Odpowiedzialność na zasadzie winy z art. 415 k.c. uwarunkowana jest bezprawnością zachowania się, polegającą nie tylko na działaniu względnie zaniechaniu sprzecznym
z obowiązującym przepisem prawnym, lecz również na zachowaniu kolidującym
z obowiązkami wynikającymi z ogólnie przyjętych w danym społeczeństwie i w określonym czasie zasad współżycia. Dla uzasadnienia odpowiedzialności z art. 415 k.c. nie jest konieczne wykazanie przekroczenia konkretnego przepisu ustanawiającego nakaz lub zakaz określonego zachowania się, lecz powstanie obowiązku odszkodowawczego może
w określonych przypadkach usprawiedliwiać postępowanie niezgodne z utrwalonymi
w poczuciu prawnym społeczeństwa normami i przez to uznanymi przez nie za mające charakter wiążących w danym czasie zasad współżycia, np. w zakresie ochrony bezpieczeństwa życia i zdrowia obywateli ( por. wyrok SN 7 sędziów z dnia 31 stycznia 1968 r., III PRN 66/67, Lex nr 4619).

Dla przyjęcia odpowiedzialności strony pozwanej jako ubezpieczyciela w niniejszej sprawie koniecznym było wykazanie, że za szkodę powódki zaistniałą w dniu 9 września 2018 r. ponosi odpowiedzialność podmiot ubezpieczony, tj. P. M.
Sp. z o. o. z siedzibą w P..

Na podstawie zeznań świadków, przesłuchania powódki oraz przedłożonych dokumentów, w tym fotografii miejsca ustawienia banera reklamowego apteki, nie ulega wątpliwości, że flaga reklamująca aptekę (...) Sp. z o.o. z siedzibą
w P. była umieszczana na betonowej podstawie, która znajdowała się w obrębie pieszego ciągu komunikacyjnego na deptaku przy ul. (...) w P., przy pawilonie handlowym (...), przy czym pracownice apteki na noc zdejmowały samą flagę, a betonową podstawę banera pozostawiały na deptaku. Podkreślenia wymaga, że świadkowie B. B., M. Z., Z. W., E. F. i E. G. zgodnie zeznały, że w dniu 9 września 2018 r. na w/w deptaku wystawiona była sama betonowa podstawa banera reklamowego apteki bez flagi i że podstawa ta po zmroku zlewała się z chodnikiem, przy czym miejsce to było słabo oświetlone. Zeznania tych świadków są wiarygodne, gdyż B. B. widziała sam upadek powódki, zaś M. Z. i E. F. przechodziły
w miejscu zdarzenia po upadku powódki, aby sprawdzić to miejsce, a w szczególności położenie owego betonowego stojaka. Ponadto Z. W. również zeznała, że tego samego dnia przechodziła w tym miejscu i widziała betonową podstawę banera, zaś E. G. podała, że razem z mężem wieczorem przywiozła towar do swojego sklepu
i widziała stojący na deptaku betonowy stojak banera apteki, który przeszkadzał wejść na schody.

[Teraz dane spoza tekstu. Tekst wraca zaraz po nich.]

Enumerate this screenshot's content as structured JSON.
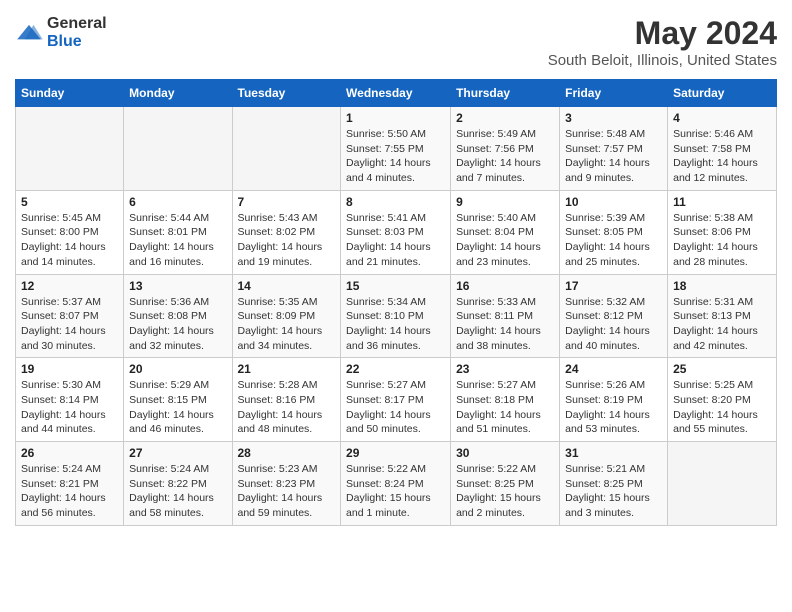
{
  "header": {
    "logo": {
      "text_general": "General",
      "text_blue": "Blue"
    },
    "title": "May 2024",
    "subtitle": "South Beloit, Illinois, United States"
  },
  "calendar": {
    "weekdays": [
      "Sunday",
      "Monday",
      "Tuesday",
      "Wednesday",
      "Thursday",
      "Friday",
      "Saturday"
    ],
    "weeks": [
      [
        {
          "day": "",
          "info": ""
        },
        {
          "day": "",
          "info": ""
        },
        {
          "day": "",
          "info": ""
        },
        {
          "day": "1",
          "info": "Sunrise: 5:50 AM\nSunset: 7:55 PM\nDaylight: 14 hours\nand 4 minutes."
        },
        {
          "day": "2",
          "info": "Sunrise: 5:49 AM\nSunset: 7:56 PM\nDaylight: 14 hours\nand 7 minutes."
        },
        {
          "day": "3",
          "info": "Sunrise: 5:48 AM\nSunset: 7:57 PM\nDaylight: 14 hours\nand 9 minutes."
        },
        {
          "day": "4",
          "info": "Sunrise: 5:46 AM\nSunset: 7:58 PM\nDaylight: 14 hours\nand 12 minutes."
        }
      ],
      [
        {
          "day": "5",
          "info": "Sunrise: 5:45 AM\nSunset: 8:00 PM\nDaylight: 14 hours\nand 14 minutes."
        },
        {
          "day": "6",
          "info": "Sunrise: 5:44 AM\nSunset: 8:01 PM\nDaylight: 14 hours\nand 16 minutes."
        },
        {
          "day": "7",
          "info": "Sunrise: 5:43 AM\nSunset: 8:02 PM\nDaylight: 14 hours\nand 19 minutes."
        },
        {
          "day": "8",
          "info": "Sunrise: 5:41 AM\nSunset: 8:03 PM\nDaylight: 14 hours\nand 21 minutes."
        },
        {
          "day": "9",
          "info": "Sunrise: 5:40 AM\nSunset: 8:04 PM\nDaylight: 14 hours\nand 23 minutes."
        },
        {
          "day": "10",
          "info": "Sunrise: 5:39 AM\nSunset: 8:05 PM\nDaylight: 14 hours\nand 25 minutes."
        },
        {
          "day": "11",
          "info": "Sunrise: 5:38 AM\nSunset: 8:06 PM\nDaylight: 14 hours\nand 28 minutes."
        }
      ],
      [
        {
          "day": "12",
          "info": "Sunrise: 5:37 AM\nSunset: 8:07 PM\nDaylight: 14 hours\nand 30 minutes."
        },
        {
          "day": "13",
          "info": "Sunrise: 5:36 AM\nSunset: 8:08 PM\nDaylight: 14 hours\nand 32 minutes."
        },
        {
          "day": "14",
          "info": "Sunrise: 5:35 AM\nSunset: 8:09 PM\nDaylight: 14 hours\nand 34 minutes."
        },
        {
          "day": "15",
          "info": "Sunrise: 5:34 AM\nSunset: 8:10 PM\nDaylight: 14 hours\nand 36 minutes."
        },
        {
          "day": "16",
          "info": "Sunrise: 5:33 AM\nSunset: 8:11 PM\nDaylight: 14 hours\nand 38 minutes."
        },
        {
          "day": "17",
          "info": "Sunrise: 5:32 AM\nSunset: 8:12 PM\nDaylight: 14 hours\nand 40 minutes."
        },
        {
          "day": "18",
          "info": "Sunrise: 5:31 AM\nSunset: 8:13 PM\nDaylight: 14 hours\nand 42 minutes."
        }
      ],
      [
        {
          "day": "19",
          "info": "Sunrise: 5:30 AM\nSunset: 8:14 PM\nDaylight: 14 hours\nand 44 minutes."
        },
        {
          "day": "20",
          "info": "Sunrise: 5:29 AM\nSunset: 8:15 PM\nDaylight: 14 hours\nand 46 minutes."
        },
        {
          "day": "21",
          "info": "Sunrise: 5:28 AM\nSunset: 8:16 PM\nDaylight: 14 hours\nand 48 minutes."
        },
        {
          "day": "22",
          "info": "Sunrise: 5:27 AM\nSunset: 8:17 PM\nDaylight: 14 hours\nand 50 minutes."
        },
        {
          "day": "23",
          "info": "Sunrise: 5:27 AM\nSunset: 8:18 PM\nDaylight: 14 hours\nand 51 minutes."
        },
        {
          "day": "24",
          "info": "Sunrise: 5:26 AM\nSunset: 8:19 PM\nDaylight: 14 hours\nand 53 minutes."
        },
        {
          "day": "25",
          "info": "Sunrise: 5:25 AM\nSunset: 8:20 PM\nDaylight: 14 hours\nand 55 minutes."
        }
      ],
      [
        {
          "day": "26",
          "info": "Sunrise: 5:24 AM\nSunset: 8:21 PM\nDaylight: 14 hours\nand 56 minutes."
        },
        {
          "day": "27",
          "info": "Sunrise: 5:24 AM\nSunset: 8:22 PM\nDaylight: 14 hours\nand 58 minutes."
        },
        {
          "day": "28",
          "info": "Sunrise: 5:23 AM\nSunset: 8:23 PM\nDaylight: 14 hours\nand 59 minutes."
        },
        {
          "day": "29",
          "info": "Sunrise: 5:22 AM\nSunset: 8:24 PM\nDaylight: 15 hours\nand 1 minute."
        },
        {
          "day": "30",
          "info": "Sunrise: 5:22 AM\nSunset: 8:25 PM\nDaylight: 15 hours\nand 2 minutes."
        },
        {
          "day": "31",
          "info": "Sunrise: 5:21 AM\nSunset: 8:25 PM\nDaylight: 15 hours\nand 3 minutes."
        },
        {
          "day": "",
          "info": ""
        }
      ]
    ]
  }
}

Załączone do akt sprawy fotografie miejsca zdarzenia, wykonane przez córkę powódki, M. Z., około godz. 9.00 następnego dnia po wypadku powódki, także potwierdzają usytuowanie banera reklamowego apteki na środku deptaku, tj. w miejscu ruchu pieszych.

Nie ulega wątpliwości, że takie umiejscowienie banera reklamowego zagrażało bezpieczeństwu przechodniów. Po wyjęciu flagi na deptaku pozostawała bowiem tylko ciemna, betonowa podstawa banera, która po zmroku była zupełnie niewidoczna dla przechodniów i tym samym stanowiła dla nich realne zagrożenie.

Jak wynika z zeznań świadków M. Z., Z. W. i E. F., zarząd apteki (...) Sp. z o.o. z siedzibą
w P. oraz osoby pracujące w aptece poinformowały córkę powódki M. Z. oraz Z. W. i E. F., że pracownice apteki miały obowiązek zdejmować flagę i zabierać betonowy stelaż banera na noc do środka apteki, przy czym miały do dyspozycji wózek do przewożenia tego stojaka. Jak wynika z okoliczności przedmiotowej sprawy, pracownice apteki nie stosowały się jednakże do poleceń przełożonych, gdyż betonowy stojak banera nie był chowany na noc do apteki.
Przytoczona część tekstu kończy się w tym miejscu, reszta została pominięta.